Greeting
ご挨拶
福島県は全国3位の面積を有し、尾瀬、只見に代表される奥会津地方を始め、飯豊連峰や吾妻連峰等には原生的な自然環境が数多く残されています。高層湿原、湖沼群、針葉樹林そしてブナ林では多種多様な動植物が生息し、学術的にも貴重な地域であるとともに、多くの恩恵をもたらしてきました。
また、阿武隈山地を中心にクヌギ、コナラに代表される里山が全域に及び、人々は自然との調和ある生活を営んできました。水田が広がり、小川が流れ、隣接する森からは季節毎の豊かな恵みを得る。これらの営みは「原風景」と呼ばれる景観を生み、多くの人々を魅了してきました。さらに、100kmを越える海岸と海洋には、未知なる生物の存在を含め、自然の神秘と畏敬を感じることが出来ます。
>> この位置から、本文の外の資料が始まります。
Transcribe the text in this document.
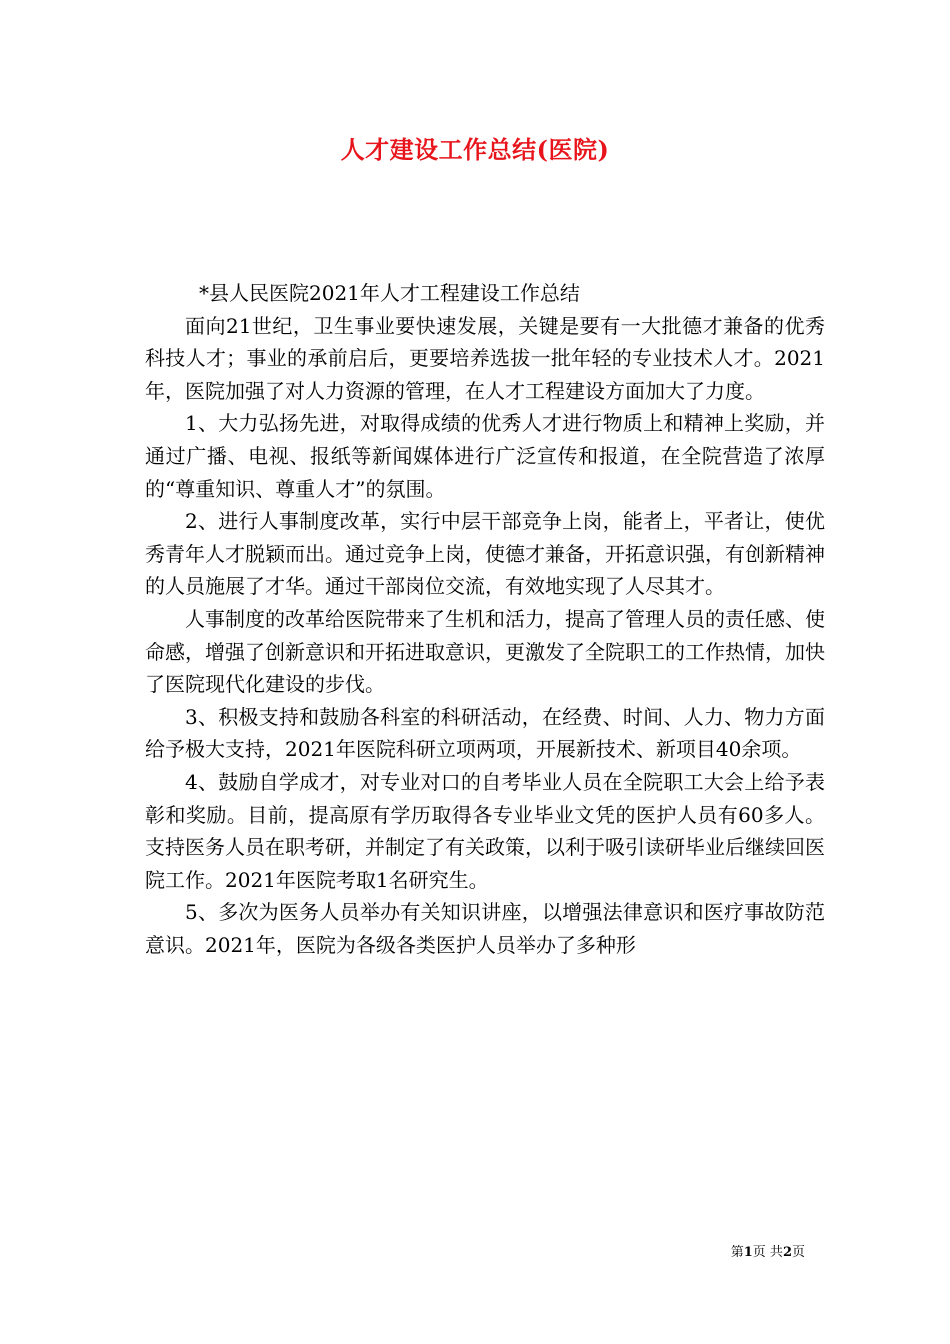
人才建设工作总结(医院)

*县人民医院2021年人才工程建设工作总结

面向21世纪，卫生事业要快速发展，关键是要有一大批德才兼备的优秀科技人才；事业的承前启后，更要培养选拔一批年轻的专业技术人才。2021年，医院加强了对人力资源的管理，在人才工程建设方面加大了力度。

1、大力弘扬先进，对取得成绩的优秀人才进行物质上和精神上奖励，并通过广播、电视、报纸等新闻媒体进行广泛宣传和报道，在全院营造了浓厚的“尊重知识、尊重人才”的氛围。

2、进行人事制度改革，实行中层干部竞争上岗，能者上，平者让，使优秀青年人才脱颖而出。通过竞争上岗，使德才兼备，开拓意识强，有创新精神的人员施展了才华。通过干部岗位交流，有效地实现了人尽其才。

人事制度的改革给医院带来了生机和活力，提高了管理人员的责任感、使命感，增强了创新意识和开拓进取意识，更激发了全院职工的工作热情，加快了医院现代化建设的步伐。

3、积极支持和鼓励各科室的科研活动，在经费、时间、人力、物力方面给予极大支持，2021年医院科研立项两项，开展新技术、新项目40余项。

4、鼓励自学成才，对专业对口的自考毕业人员在全院职工大会上给予表彰和奖励。目前，提高原有学历取得各专业毕业文凭的医护人员有60多人。支持医务人员在职考研，并制定了有关政策，以利于吸引读研毕业后继续回医院工作。2021年医院考取1名研究生。

5、多次为医务人员举办有关知识讲座，以增强法律意识和医疗事故防范意识。2021年，医院为各级各类医护人员举办了多种形

第1页 共2页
しかし、2011年3月11日に発生した東日本大震災と福島第一原子力発電所事故によって、これらの豊かな自然や生活、そして、景観までもが一変してしまいました。県内全域に降り注いだ放射性物質は多くの野生動植物の高濃度汚染を招き、河川や海洋へと拡散する中、その影響の全容は未だ解明されていません。
避難地区ではイノシシを始めとする野生動物の生息区域の拡大が問題視され、周辺地域への影響も懸念されています。また、将来を担う子供たちの自然体験活動の制約と減少は心身の成長や発達に深刻な影響を及ぼしています。さらに、大規模な再生可能エネルギー開発は優れた景観の喪失を招くとともに、新たな自然への脅威となりつつあります。
豊かな自然や景観は、その価値を理解するとともに、愛する心をなくしては、未来へ引き継いでいくことは出来ません。子供たちを始め、多くの人々とともに、自然観察を通し、学び伝え広め、さらには、次世代を担う人材の育成を図ることを目的とし、ここに「自然観察の会 ふくしま / ふくしま人と自然の会」を設立いたします。